いまは建築基準法の規制もあって足場はこのように鉄パイプでがっしり組まれているので、作業はずいぶん楽に安全になったと思います。私が工務店に勤めて大工仕事をしていたのはもう30年近く前のことですが、当時は民間の住宅の場合はまだほとんど丸太足場でした。スギの丸太を番線でしばったもので、踏み板に相当するものも単に細い丸太を2本横に並べただけのもの。濡れれば滑りますし、材料や道具も注意しないと容易に落下してしまいます。
また丸太足場ではそれ自体では自立せず、建物からつっかい棒をとったりして初めて安定するしくみなので、上棟前のまだ上物がなにもない段階で設置することは困難です。現在の自立式鉄パイプの足場のように、上棟にそなえてあらかじめ足場を組むなどということはできなかったわけです。したがって上棟のときは不安定な揺れる構造材=桁や梁や棟木の上に身ひとつで乗って柱のホゾに落とし込んだりしていきます。これは危険ですし、慣れないととうてい無理な作業なので、ふつうは大工ではなく鳶職が先頭になって行います。
ある程度家の形になってから初めて私たち=大工は上に上がるのですが、それでもまだ骨組みだけなので落ちたらもちろんアウト。私は高所恐怖症ではありませんが、二階建てくらいの高さの桁の上などはやはりとても怖いです。地面までの距離が7〜8mくらいなので、今落っこちたらあの石や土台に頭をぶつけて…という具合にあまりにもリアルに想像できる距離だからでしょう。

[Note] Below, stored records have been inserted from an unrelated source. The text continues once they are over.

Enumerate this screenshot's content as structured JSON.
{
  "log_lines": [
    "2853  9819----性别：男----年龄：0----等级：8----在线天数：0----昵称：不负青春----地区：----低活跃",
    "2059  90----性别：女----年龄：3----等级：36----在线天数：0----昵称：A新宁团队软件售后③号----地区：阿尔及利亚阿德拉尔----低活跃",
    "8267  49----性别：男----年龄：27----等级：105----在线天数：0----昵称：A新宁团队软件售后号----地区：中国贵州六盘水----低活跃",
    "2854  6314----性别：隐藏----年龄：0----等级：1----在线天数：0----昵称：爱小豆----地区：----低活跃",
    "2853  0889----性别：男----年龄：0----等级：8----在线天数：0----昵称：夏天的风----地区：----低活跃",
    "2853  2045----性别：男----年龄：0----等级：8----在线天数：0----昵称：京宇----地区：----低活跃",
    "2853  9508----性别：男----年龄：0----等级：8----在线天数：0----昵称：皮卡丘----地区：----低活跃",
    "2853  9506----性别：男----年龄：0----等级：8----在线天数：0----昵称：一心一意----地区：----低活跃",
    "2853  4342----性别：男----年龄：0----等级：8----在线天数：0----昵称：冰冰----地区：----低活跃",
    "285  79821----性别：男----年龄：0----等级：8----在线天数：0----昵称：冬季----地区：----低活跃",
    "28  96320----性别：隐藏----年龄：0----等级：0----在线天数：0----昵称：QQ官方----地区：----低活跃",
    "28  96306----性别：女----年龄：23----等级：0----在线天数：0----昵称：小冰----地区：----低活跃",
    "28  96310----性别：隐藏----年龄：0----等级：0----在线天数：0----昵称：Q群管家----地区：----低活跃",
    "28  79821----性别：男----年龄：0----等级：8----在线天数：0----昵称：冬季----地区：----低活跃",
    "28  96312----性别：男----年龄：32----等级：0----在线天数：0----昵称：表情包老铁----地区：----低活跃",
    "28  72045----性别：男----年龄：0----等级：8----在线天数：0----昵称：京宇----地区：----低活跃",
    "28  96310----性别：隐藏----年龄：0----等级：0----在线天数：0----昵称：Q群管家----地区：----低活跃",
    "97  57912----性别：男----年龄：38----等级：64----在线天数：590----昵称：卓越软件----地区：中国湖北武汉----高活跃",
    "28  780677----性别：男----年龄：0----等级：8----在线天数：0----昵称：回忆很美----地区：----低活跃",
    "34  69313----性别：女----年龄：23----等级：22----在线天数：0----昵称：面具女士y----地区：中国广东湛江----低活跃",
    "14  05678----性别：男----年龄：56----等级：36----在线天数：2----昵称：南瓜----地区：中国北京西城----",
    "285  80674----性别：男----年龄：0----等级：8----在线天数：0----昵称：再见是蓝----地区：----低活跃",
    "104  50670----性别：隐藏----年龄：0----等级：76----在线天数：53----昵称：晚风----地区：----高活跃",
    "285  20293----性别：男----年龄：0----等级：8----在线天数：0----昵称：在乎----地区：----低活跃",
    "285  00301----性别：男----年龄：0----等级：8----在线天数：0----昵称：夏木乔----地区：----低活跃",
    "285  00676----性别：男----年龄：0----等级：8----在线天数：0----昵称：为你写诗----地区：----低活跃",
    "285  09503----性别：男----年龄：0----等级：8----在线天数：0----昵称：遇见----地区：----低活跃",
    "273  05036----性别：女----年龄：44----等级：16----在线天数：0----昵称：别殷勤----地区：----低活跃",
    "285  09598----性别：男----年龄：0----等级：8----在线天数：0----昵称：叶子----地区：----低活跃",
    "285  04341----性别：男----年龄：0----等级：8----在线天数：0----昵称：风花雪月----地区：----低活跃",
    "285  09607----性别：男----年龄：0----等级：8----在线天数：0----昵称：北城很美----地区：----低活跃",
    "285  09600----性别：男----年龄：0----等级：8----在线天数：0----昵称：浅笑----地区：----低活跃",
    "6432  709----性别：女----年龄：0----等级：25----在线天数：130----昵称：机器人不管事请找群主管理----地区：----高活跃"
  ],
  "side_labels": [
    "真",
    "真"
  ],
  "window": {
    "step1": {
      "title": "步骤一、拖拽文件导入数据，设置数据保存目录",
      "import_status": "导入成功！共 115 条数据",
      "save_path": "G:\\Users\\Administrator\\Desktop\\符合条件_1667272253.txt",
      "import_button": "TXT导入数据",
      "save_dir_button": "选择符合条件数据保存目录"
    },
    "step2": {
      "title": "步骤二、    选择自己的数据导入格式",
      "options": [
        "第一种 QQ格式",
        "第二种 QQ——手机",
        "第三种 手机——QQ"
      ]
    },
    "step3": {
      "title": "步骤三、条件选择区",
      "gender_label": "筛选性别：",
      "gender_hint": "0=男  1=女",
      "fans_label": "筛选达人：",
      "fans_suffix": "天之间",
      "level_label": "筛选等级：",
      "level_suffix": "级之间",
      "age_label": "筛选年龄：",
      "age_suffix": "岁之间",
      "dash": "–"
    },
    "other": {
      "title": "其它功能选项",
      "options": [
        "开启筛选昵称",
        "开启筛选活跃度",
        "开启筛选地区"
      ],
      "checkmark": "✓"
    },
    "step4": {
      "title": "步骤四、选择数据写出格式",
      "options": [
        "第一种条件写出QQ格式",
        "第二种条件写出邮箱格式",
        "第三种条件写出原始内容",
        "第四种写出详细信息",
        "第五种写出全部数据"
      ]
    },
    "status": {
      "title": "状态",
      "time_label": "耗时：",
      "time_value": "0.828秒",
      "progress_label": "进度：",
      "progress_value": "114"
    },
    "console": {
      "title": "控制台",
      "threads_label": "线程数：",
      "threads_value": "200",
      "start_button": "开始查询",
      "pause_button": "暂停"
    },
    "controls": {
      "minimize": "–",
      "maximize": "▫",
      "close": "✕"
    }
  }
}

私自身は自分の建築現場では遭遇していませんが、よそではたまに梁から落ちて大怪我をしたとか死んでしまったなどといううわさをきくことがありました。それを想うと今はしっかりした足場が組まれ、安全帯を装着し、さらには落下を受け止めるネットを張ることもあります。ずいぶん進歩しましたね。それから大きな部材はすべて人手ではなくクレーンでつり上げて組み立てていきますから、昔ほど腕力も必要としなくなりました。